Fuzzing has started to gain more recognition over the past years. The basic concept behind it is passing random, or otherwise procedurally generated data as input to the tested software. Multiple fuzzers emerged, including American Fuzzy Lop and syzkaller, which have an impressive number of bugs discovered. They employ more and more sophisticated techniques to test software in increasingly efficient ways. However, their applicability in fuzzing targets requiring highly structured yet arbitrarily nuanced input data, such as interpreters, is questionable.
At the same time, an interpreter's input is often untrusted. This, coupled with their widespread usage in web browsers, server-side applications and mobile or low-power IoT devices, makes them a high priority target for security research, especially considering their large codebases and high complexity.
In this research, we evaluate state of the art approaches to finding vulnerabilities in modern interpreters and introduce the concept of synthesizing code given arbitrary input data.
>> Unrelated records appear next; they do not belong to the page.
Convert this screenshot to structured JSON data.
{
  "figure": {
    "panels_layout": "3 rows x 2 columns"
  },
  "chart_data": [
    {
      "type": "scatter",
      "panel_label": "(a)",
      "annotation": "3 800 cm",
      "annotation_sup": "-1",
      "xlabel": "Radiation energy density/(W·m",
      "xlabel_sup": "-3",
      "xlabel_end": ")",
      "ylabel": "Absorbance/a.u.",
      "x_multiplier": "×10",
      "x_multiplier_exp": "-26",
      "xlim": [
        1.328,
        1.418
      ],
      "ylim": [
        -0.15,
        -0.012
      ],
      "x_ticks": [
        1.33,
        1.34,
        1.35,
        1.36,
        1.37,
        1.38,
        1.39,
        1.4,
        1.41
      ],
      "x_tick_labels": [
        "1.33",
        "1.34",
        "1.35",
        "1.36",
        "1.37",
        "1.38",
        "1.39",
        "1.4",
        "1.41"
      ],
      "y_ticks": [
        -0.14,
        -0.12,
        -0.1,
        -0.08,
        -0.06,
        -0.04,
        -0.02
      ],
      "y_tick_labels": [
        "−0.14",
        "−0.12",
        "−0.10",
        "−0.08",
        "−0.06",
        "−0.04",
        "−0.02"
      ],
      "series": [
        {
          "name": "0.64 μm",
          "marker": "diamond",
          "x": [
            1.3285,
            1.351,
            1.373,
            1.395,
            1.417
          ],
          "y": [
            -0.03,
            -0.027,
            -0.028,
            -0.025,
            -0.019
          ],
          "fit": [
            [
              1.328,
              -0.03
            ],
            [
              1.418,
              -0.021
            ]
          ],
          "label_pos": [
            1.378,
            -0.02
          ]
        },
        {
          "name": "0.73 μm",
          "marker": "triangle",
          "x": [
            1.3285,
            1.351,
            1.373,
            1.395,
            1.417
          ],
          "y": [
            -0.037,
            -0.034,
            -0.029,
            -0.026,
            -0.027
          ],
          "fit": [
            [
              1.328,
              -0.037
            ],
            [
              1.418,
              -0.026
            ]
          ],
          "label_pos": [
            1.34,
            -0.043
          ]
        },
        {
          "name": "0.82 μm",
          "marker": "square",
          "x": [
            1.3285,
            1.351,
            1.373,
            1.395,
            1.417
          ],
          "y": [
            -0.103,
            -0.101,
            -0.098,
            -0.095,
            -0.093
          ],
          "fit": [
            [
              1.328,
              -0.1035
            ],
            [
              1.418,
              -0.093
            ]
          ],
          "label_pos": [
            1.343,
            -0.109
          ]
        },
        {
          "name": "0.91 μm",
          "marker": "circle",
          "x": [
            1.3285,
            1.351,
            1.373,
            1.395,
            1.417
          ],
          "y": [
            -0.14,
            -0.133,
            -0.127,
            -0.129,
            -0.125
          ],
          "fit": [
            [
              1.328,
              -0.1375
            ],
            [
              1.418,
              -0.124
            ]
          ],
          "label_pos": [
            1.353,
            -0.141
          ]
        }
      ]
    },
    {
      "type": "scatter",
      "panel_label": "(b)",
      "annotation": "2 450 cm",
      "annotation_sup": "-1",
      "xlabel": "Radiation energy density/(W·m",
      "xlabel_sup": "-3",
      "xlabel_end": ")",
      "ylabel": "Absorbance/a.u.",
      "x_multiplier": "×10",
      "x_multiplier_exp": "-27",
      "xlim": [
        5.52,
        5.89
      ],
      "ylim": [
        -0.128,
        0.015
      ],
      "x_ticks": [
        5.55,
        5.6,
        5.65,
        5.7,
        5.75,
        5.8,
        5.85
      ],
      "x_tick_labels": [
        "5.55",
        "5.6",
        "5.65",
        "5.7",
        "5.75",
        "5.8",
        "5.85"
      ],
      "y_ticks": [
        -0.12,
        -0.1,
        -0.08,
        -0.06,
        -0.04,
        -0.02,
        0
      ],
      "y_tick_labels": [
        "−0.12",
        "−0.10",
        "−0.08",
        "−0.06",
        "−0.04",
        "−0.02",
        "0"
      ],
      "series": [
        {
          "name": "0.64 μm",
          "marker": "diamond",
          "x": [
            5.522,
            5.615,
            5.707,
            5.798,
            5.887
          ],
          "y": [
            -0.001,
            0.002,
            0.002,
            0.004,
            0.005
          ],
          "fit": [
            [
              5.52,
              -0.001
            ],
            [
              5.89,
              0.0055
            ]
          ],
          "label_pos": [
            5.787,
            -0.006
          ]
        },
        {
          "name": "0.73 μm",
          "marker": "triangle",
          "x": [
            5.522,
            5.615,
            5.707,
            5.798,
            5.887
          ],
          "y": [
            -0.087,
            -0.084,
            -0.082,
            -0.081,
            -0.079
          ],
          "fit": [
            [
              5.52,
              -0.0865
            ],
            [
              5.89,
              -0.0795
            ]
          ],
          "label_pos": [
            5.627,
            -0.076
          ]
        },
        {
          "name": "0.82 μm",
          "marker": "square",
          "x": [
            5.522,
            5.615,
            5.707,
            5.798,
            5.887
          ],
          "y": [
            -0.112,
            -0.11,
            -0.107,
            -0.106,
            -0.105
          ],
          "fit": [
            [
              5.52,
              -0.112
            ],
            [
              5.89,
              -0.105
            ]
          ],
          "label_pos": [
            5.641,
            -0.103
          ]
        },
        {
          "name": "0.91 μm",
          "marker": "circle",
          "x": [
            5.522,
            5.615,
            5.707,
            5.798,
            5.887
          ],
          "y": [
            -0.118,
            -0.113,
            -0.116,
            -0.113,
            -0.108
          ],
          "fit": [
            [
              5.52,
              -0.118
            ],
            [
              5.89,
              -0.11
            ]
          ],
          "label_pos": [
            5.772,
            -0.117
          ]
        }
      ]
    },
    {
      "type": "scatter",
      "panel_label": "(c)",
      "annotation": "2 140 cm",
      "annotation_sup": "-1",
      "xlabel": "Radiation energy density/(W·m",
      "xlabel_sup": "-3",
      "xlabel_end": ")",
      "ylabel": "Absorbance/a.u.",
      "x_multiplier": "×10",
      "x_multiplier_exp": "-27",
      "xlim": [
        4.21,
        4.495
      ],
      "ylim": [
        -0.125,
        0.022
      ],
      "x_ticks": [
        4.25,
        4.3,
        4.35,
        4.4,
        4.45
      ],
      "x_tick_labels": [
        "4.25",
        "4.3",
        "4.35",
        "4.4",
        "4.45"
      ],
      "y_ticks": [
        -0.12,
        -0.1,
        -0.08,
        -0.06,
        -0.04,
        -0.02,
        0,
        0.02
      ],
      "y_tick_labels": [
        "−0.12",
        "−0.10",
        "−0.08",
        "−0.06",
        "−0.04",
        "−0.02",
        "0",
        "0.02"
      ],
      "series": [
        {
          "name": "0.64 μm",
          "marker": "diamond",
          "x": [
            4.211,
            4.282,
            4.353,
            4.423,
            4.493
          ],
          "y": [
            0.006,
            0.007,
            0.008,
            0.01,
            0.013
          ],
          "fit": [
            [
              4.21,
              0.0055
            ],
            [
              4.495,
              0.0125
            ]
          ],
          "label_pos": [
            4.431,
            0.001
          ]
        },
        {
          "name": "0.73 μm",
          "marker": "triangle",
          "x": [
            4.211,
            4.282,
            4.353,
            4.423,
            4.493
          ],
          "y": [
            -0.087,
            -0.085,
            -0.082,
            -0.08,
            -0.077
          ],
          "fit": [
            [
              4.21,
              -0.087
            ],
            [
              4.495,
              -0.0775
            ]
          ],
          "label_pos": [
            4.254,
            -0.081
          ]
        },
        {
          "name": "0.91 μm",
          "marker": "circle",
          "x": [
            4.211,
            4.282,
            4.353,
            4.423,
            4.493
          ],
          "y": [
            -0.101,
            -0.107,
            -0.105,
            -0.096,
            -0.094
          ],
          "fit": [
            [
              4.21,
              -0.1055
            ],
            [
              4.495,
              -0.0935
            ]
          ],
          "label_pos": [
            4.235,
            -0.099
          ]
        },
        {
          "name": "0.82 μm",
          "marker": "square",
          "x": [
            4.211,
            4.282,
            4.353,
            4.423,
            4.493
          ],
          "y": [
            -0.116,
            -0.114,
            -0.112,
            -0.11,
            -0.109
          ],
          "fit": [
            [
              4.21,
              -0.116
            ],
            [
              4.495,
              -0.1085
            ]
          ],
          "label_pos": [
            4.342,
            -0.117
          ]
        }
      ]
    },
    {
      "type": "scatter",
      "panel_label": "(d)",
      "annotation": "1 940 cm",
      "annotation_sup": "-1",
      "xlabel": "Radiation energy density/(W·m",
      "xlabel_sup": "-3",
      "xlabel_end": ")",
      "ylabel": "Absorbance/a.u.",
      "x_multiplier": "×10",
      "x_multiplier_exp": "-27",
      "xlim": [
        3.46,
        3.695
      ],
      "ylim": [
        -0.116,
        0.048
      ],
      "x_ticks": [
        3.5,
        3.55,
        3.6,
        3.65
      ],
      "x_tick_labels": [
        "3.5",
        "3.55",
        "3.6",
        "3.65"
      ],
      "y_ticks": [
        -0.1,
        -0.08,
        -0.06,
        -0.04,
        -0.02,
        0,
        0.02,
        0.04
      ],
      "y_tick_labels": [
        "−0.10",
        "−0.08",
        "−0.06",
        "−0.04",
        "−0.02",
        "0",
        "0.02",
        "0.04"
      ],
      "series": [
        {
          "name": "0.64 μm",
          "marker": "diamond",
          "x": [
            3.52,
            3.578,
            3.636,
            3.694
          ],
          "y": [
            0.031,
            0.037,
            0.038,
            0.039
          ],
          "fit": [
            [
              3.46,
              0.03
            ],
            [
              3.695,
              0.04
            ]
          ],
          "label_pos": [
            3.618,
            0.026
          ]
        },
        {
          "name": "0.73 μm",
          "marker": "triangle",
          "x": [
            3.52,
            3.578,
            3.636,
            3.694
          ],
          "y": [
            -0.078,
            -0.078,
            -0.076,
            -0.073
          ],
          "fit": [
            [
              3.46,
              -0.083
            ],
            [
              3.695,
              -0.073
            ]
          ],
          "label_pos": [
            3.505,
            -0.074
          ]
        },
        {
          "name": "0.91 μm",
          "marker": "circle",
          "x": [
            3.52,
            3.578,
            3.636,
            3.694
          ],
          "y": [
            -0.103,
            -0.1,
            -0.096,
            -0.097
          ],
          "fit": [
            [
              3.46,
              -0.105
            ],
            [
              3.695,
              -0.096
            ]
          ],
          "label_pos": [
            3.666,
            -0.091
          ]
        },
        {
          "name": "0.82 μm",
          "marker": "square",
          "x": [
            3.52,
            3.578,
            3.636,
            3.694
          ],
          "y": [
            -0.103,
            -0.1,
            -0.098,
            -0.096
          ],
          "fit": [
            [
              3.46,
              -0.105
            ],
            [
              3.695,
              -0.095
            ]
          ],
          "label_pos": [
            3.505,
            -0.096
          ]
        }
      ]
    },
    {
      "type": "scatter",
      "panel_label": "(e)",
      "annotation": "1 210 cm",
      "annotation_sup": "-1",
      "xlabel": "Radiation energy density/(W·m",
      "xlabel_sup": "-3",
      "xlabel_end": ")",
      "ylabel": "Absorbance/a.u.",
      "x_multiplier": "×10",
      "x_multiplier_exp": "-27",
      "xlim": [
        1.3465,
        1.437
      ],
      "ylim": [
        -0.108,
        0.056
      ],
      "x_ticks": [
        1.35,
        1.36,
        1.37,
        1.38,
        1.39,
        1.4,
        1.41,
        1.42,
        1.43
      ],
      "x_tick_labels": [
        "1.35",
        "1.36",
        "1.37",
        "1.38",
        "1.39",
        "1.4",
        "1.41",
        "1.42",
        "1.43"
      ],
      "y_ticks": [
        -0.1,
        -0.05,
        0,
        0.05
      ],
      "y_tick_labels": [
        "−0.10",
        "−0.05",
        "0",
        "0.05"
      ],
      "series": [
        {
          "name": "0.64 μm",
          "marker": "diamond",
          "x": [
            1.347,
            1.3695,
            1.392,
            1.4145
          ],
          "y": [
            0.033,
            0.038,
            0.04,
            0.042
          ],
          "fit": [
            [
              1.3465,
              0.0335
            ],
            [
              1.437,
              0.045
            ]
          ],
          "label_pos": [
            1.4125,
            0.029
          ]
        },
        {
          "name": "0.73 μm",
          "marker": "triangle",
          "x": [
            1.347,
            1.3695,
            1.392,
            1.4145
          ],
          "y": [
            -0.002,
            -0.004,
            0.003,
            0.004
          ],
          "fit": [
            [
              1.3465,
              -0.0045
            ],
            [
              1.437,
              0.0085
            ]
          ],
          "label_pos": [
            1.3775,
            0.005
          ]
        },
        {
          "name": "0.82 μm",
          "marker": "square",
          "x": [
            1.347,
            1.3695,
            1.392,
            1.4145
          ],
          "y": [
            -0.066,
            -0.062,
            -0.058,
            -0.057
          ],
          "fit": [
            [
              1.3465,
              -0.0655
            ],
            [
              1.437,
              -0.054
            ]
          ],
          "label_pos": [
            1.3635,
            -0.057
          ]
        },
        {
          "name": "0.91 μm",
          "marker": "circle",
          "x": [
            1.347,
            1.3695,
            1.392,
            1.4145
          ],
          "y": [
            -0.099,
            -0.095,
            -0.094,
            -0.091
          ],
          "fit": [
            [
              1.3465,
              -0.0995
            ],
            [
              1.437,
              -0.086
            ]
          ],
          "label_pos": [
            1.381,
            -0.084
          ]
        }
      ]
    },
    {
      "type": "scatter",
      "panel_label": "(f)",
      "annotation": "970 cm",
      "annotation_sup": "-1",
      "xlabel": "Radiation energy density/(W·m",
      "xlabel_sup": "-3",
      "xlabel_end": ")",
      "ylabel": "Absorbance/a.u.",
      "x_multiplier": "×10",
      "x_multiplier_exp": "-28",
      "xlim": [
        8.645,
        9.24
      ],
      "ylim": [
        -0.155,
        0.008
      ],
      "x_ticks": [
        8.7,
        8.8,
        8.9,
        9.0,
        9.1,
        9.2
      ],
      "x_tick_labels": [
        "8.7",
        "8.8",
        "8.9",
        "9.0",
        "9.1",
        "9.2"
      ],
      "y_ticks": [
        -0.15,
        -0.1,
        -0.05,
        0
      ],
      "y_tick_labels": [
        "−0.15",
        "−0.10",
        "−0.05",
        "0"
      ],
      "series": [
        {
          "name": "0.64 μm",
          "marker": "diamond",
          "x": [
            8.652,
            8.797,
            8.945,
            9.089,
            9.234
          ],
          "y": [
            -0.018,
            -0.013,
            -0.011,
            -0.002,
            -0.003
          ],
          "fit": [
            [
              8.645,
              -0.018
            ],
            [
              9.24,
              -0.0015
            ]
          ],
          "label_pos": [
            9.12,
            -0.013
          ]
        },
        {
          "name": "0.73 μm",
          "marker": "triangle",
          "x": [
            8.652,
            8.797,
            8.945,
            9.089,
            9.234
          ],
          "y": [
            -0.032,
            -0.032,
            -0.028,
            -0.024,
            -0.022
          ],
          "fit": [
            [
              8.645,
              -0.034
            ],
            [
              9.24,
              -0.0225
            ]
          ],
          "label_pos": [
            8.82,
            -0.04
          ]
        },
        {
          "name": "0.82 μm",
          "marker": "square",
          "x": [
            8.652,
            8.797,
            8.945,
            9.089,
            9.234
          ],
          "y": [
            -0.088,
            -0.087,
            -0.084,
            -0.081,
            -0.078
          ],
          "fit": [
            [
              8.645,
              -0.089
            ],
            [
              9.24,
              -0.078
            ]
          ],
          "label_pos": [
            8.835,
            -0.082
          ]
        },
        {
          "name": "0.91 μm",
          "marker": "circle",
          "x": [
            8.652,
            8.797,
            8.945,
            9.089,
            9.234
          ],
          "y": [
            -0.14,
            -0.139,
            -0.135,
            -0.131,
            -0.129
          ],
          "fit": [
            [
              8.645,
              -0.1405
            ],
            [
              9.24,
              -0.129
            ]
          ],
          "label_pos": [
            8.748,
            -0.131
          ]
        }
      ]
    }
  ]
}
For this purpose, we assume that the input is a certain serialization of an abstract syntax tree of a program code, which we deserialize and emit in a form expected by the interpreter and pass it for execution. We will discuss our implementation of this idea in a project which we called Fluff, and describe its integration with AFL - an open-source fuzzer.
Although the design behind Fluff is generic and can be applied to any programming language, our research was focused on testing JavaScript interpreters. We will discuss issues discovered by Fluff - to date, it has been able to identify over 25 issues (of which 5 could result in execution of arbitrary code, and 17 cause DoS) across 5 different execution engines. Finally, we will discuss limitations and possible extensions of this approach. We will also present ideas for further research in this field.